For a moment they just stood together, his arms were round her, chests just touching. Her eyes were on line with his naked shoulders, the sea just visible beyond. Her hands rested on his hips. She dared not look up, not yet.

His hand moved so slowly up from her waist, over her shoulder blades, pausing on her shoulder lightly.

Fingers creeping up her neck, his thumb cupping round her chin, lifting her face to his.

Rod’s eyes were closed, his mouth curved into a smile, just the tiniest glint of white teeth before he bent his head to hers.
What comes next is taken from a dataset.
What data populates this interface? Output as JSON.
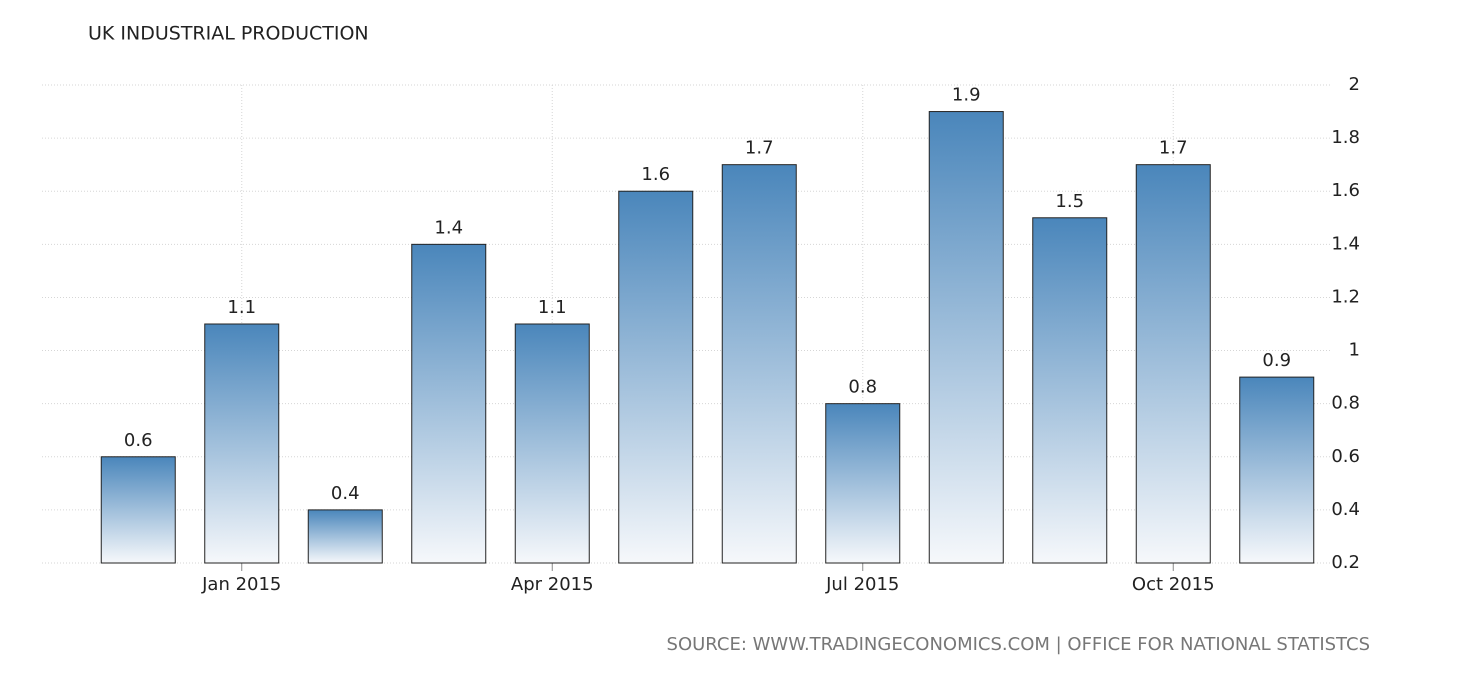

Coarse sand between her toes, more blowing up her legs, the breeze taking his hair and hers, bonding them together.

A kiss that made her think of drowning. Sweet, peaceful on the surface, yet already an undercurrent rising to pull her down. His hand was holding her head, the other arm so firmly round her there was no escape, even if she’d wanted it.

She didn’t know how long that kiss lasted. It was frantic, deep, world shattering. Strings inside her only vaguely remembered were being tugged and all the time her hands were caressing his smooth skin, pressing herself closer.

‘Oh Georgia,’ he whispered at length, taking her face in both his hands and holding her away from him a little. ‘Is this for real?’

They held each other as they walked to the sea, hands touching waists; the unexpected nakedness of their skin so available made it seem harder to touch.

The sea was warm. They entered it as one person, walking until it came up to their waists. Only then did Rod turn to her to hold her and kiss her again.